A former BBC newsreader has been criticised after he described One Direction star Liam Payne as a “drugged-up, faded boy band singer” following his tragic death.

The 31-year-old died falling from the third-floor balcony of the Casa Sur Hotel last week, leading to an outpouring of grief across the globe from One Direction fans and his former bandmates.

But ex-presenter Michael Buerk, 78, said he was surprised by how much weight the BBC placed on the news of Payne’s death.

Asked on the Today programme about how foreign journalism had changed, he said: “There was more of an appetite for seriousness.

Michael Buerk has been criticised for his comments on Radio 4 (Tim P. Whitby/Getty Images)

“It was only last week this programme decided that the most important thing that had happened in the world was that a drugged-up, faded, boy band singer had fallen off a balcony.

“Even the 10 O'clock News, which is normally good on these things, thought it was the second most important thing that happened in the world.”

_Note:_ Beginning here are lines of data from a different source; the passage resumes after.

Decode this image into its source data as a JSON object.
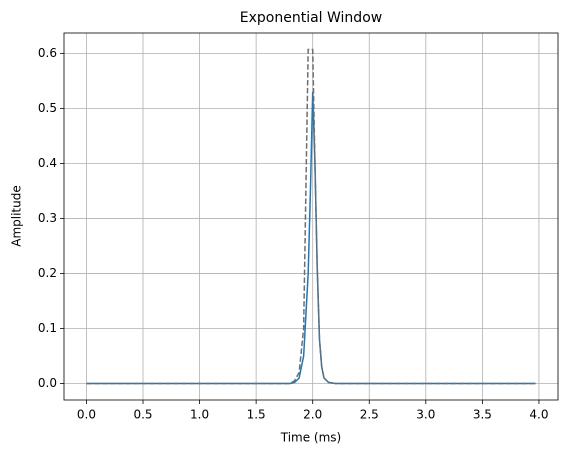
{
  "chart_data": {
    "type": "line",
    "title": "Exponential Window",
    "x_label": "Time (ms)",
    "y_label": "Amplitude",
    "x": [
      0,
      1.8,
      1.84,
      1.88,
      1.92,
      1.96,
      1.98,
      2.0,
      2.02,
      2.04,
      2.06,
      2.08,
      2.1,
      2.14,
      2.2,
      3.97
    ],
    "series": [
      {
        "color": "#1f77b4",
        "linestyle": "solid",
        "values": [
          0,
          0,
          0.002,
          0.01,
          0.05,
          0.2,
          0.35,
          0.53,
          0.4,
          0.21,
          0.08,
          0.03,
          0.01,
          0.002,
          0,
          0
        ]
      },
      {
        "color": "#6e6e6e",
        "linestyle": "dashed",
        "values": [
          0,
          0,
          0.005,
          0.02,
          0.1,
          0.607,
          0.607,
          0.607,
          0.4,
          0.21,
          0.08,
          0.03,
          0.01,
          0.002,
          0,
          0
        ]
      }
    ],
    "xlim": [
      -0.1985,
      4.1685
    ],
    "ylim": [
      -0.03,
      0.637
    ],
    "xticks": [
      {
        "value": 0,
        "label": "0.0"
      },
      {
        "value": 0.5,
        "label": "0.5"
      },
      {
        "value": 1,
        "label": "1.0"
      },
      {
        "value": 1.5,
        "label": "1.5"
      },
      {
        "value": 2,
        "label": "2.0"
      },
      {
        "value": 2.5,
        "label": "2.5"
      },
      {
        "value": 3,
        "label": "3.0"
      },
      {
        "value": 3.5,
        "label": "3.5"
      },
      {
        "value": 4,
        "label": "4.0"
      }
    ],
    "yticks": [
      {
        "value": 0,
        "label": "0.0"
      },
      {
        "value": 0.1,
        "label": "0.1"
      },
      {
        "value": 0.2,
        "label": "0.2"
      },
      {
        "value": 0.3,
        "label": "0.3"
      },
      {
        "value": 0.4,
        "label": "0.4"
      },
      {
        "value": 0.5,
        "label": "0.5"
      },
      {
        "value": 0.6,
        "label": "0.6"
      }
    ],
    "grid": true
  }
}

But his comments received wide backlash on social media, with one person calling for Mr Buerk to be “cancelled not just from broadcasting but from the face of the Earth”.

He was criticised for his “nasty comment” and labelled as “horrible” and “insensitive” by X users.

However, other BBC listeners agreed with Mr Buerk with one describing him as the “official spokesman for a majority of the nation”.

The veteran broadcaster’s reporting of the famine in Ethiopia in 1984 woke the world up to its devastating impact and is thought to have inspired BandAid.

By the end of the year, a charity single, “Do They Know It’s Christmas” had sold more than 3 million copies, with every penny going to Ethiopian famine relief.

He spoke to Radio 4 40 years on from his famous dispatch from Ethiopia.

Mr Buerk also worked as the BBC’s South Africa correspondent during the apartheid.